Former England And Lions Back Duckham Dies Aged 76

Former England And Lions Back Duckham Dies Aged 76
Duckham starred during the Lions tour to New Zealand in 1971

Former England and British & Irish Lions back David Duckham has died at the age of 76.

Duckham made his international debut against Ireland in 1969 and won 36 England caps, with the last of those against Scotland in 1976.

He played at wing and centre and was part of the victorious 1971 British & Irish Lions tour to New Zealand.

Duckham finished the tour with 11 tries in 17 appearances, with six coming in a midweek game against West Coast/Buller.

“All at the Rugby Football Union are saddened to learn of the death of David Duckham MBE,” said a statement from England Rugby.external-link

“Duckham played 36 times for England, scoring 10 tries, and was also part of the revered Lions squad of 1971 that defeated New Zealand. Our thoughts are with his family and friends.”

RFU president Nigel Gillingham added: “David Duckham was not only one of the greatest and most talented of English players, but also a player so greatly admired around the world.”

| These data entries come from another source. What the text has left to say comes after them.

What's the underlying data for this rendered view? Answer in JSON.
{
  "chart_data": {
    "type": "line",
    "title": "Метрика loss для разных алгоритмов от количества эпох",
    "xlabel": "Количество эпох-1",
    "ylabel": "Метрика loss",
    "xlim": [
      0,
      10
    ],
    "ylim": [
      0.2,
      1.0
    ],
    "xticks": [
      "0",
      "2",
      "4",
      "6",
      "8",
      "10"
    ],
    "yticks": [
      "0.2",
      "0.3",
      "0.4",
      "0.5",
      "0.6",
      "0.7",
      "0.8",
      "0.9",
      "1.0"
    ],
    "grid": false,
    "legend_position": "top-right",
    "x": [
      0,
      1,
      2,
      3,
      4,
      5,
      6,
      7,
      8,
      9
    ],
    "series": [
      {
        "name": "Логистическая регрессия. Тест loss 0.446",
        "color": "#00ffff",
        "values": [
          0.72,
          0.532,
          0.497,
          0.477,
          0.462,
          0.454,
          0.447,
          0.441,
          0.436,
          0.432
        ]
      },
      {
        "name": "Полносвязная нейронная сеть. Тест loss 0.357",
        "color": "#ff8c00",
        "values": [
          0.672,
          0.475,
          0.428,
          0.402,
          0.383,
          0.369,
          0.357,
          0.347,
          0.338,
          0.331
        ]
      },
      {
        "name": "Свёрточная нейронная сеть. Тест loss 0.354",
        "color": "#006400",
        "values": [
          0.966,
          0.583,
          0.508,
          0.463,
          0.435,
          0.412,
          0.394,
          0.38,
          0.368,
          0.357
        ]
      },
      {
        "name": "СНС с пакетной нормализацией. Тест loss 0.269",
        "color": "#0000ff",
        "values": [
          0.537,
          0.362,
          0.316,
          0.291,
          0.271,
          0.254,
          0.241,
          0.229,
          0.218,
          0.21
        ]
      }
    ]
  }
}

The former Coventry player was part of the Barbarians side that earned a 23-11 victory over the All Blacks at Cardiff Arms Park in 1973, with one famed counter-attacking run helping to earn Duckham the nickname ‘Dai’ from Welsh fans.

“Coventry Rugby is incredibly sad to learn of the news that David Duckham, ex-Coventry, England and British and Irish Lions player, has died, aged 76,” read a statement from his former club.

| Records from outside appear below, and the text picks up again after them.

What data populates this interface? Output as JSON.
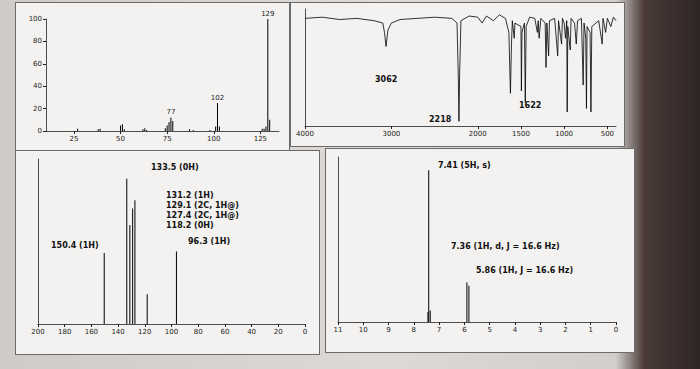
{
  "chart_data": [
    {
      "type": "bar",
      "color": "#000000",
      "x": [
        27,
        38,
        39,
        50,
        51,
        52,
        62,
        63,
        64,
        74,
        75,
        76,
        77,
        78,
        87,
        89,
        98,
        101,
        102,
        103,
        126,
        127,
        128,
        129,
        130
      ],
      "values": [
        2,
        1.5,
        2,
        5,
        6,
        1.5,
        1.5,
        2.5,
        1,
        2.5,
        5,
        8,
        12,
        9,
        1.5,
        1,
        1,
        4,
        25,
        4,
        2,
        2,
        4,
        100,
        10
      ],
      "xlim": [
        10,
        135
      ],
      "xticks": [
        25,
        50,
        75,
        100,
        125
      ],
      "ylim": [
        0,
        100
      ],
      "yticks": [
        0,
        20,
        40,
        60,
        80,
        100
      ],
      "annotations": [
        {
          "x": 129,
          "text": "129"
        },
        {
          "x": 102,
          "text": "102"
        },
        {
          "x": 77,
          "text": "77"
        }
      ]
    },
    {
      "type": "line",
      "color": "#000000",
      "tick_labels": "x",
      "x": [
        4000,
        3800,
        3600,
        3400,
        3200,
        3100,
        3080,
        3062,
        3040,
        3000,
        2900,
        2700,
        2500,
        2300,
        2240,
        2225,
        2218,
        2210,
        2195,
        2100,
        2000,
        1950,
        1900,
        1820,
        1750,
        1680,
        1640,
        1622,
        1610,
        1600,
        1578,
        1570,
        1500,
        1495,
        1488,
        1460,
        1450,
        1440,
        1400,
        1340,
        1310,
        1300,
        1290,
        1270,
        1220,
        1210,
        1200,
        1180,
        1170,
        1110,
        1075,
        1065,
        1030,
        1020,
        1000,
        985,
        970,
        965,
        958,
        930,
        920,
        880,
        860,
        845,
        800,
        780,
        770,
        750,
        742,
        735,
        700,
        690,
        680,
        600,
        560,
        550,
        520,
        500,
        460,
        430,
        400
      ],
      "values": [
        92,
        93,
        91,
        92,
        90,
        88,
        80,
        68,
        82,
        88,
        91,
        92,
        93,
        92,
        88,
        40,
        4,
        45,
        90,
        94,
        93,
        88,
        94,
        90,
        95,
        92,
        80,
        28,
        70,
        90,
        75,
        88,
        85,
        30,
        80,
        88,
        20,
        85,
        93,
        92,
        80,
        90,
        75,
        92,
        88,
        50,
        88,
        60,
        90,
        92,
        60,
        90,
        70,
        92,
        88,
        75,
        90,
        12,
        85,
        65,
        92,
        88,
        70,
        90,
        92,
        35,
        88,
        75,
        15,
        85,
        80,
        12,
        85,
        90,
        70,
        92,
        80,
        92,
        85,
        93,
        90
      ],
      "xlim": [
        4000,
        400
      ],
      "xticks": [
        4000,
        3000,
        2000,
        1500,
        1000,
        500
      ],
      "ylim": [
        0,
        100
      ],
      "annotations": [
        {
          "text": "3062"
        },
        {
          "text": "2218"
        },
        {
          "text": "1622"
        }
      ]
    },
    {
      "type": "bar",
      "color": "#000000",
      "tick_labels": "x",
      "x": [
        150.4,
        133.5,
        131.2,
        129.1,
        127.4,
        118.2,
        96.3
      ],
      "values": [
        43,
        88,
        60,
        70,
        75,
        18,
        44
      ],
      "xlim": [
        200,
        0
      ],
      "xticks": [
        200,
        180,
        160,
        140,
        120,
        100,
        80,
        60,
        40,
        20,
        0
      ],
      "ylim": [
        0,
        100
      ],
      "annotations": [
        {
          "text": "133.5 (0H)"
        },
        {
          "text": "131.2 (1H)"
        },
        {
          "text": "129.1 (2C, 1H@)"
        },
        {
          "text": "127.4 (2C, 1H@)"
        },
        {
          "text": "118.2 (0H)"
        },
        {
          "text": "150.4 (1H)"
        },
        {
          "text": "96.3 (1H)"
        }
      ]
    },
    {
      "type": "bar",
      "color": "#000000",
      "tick_labels": "x",
      "x": [
        7.44,
        7.41,
        7.35,
        5.9,
        5.82
      ],
      "values": [
        6,
        92,
        7,
        24,
        22
      ],
      "xlim": [
        11,
        0
      ],
      "xticks": [
        11,
        10,
        9,
        8,
        7,
        6,
        5,
        4,
        3,
        2,
        1,
        0
      ],
      "ylim": [
        0,
        100
      ],
      "annotations": [
        {
          "text": "7.41 (5H, s)"
        },
        {
          "text": "7.36 (1H, d, J = 16.6 Hz)"
        },
        {
          "text": "5.86 (1H, J = 16.6 Hz)"
        }
      ]
    }
  ]
}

“Donned as arguably the ‘greatest’ ever Coventry player, our thoughts go out to David’s family at this difficult time.

“The club will demonstrate a minute’s silence prior to kick-off at this Saturday’s match against Jersey and will be looking to organise a celebration of life for David, subject to conversations with the family. Rest in peace, David.”

Duckham made his England debut at centre alongside John Spencer.

“It was an honour to be David’s partner on the pitch,” said Spencer.

“He was one of the greatest ever players with ball in hand and a pivotal part of the Lions success in 1971, the only Lions tour that ever won in New Zealand.

“He was widely respected by players around the world and was a gentle, kind man, with a great sense of humour. David will be hugely missed by all who knew him.”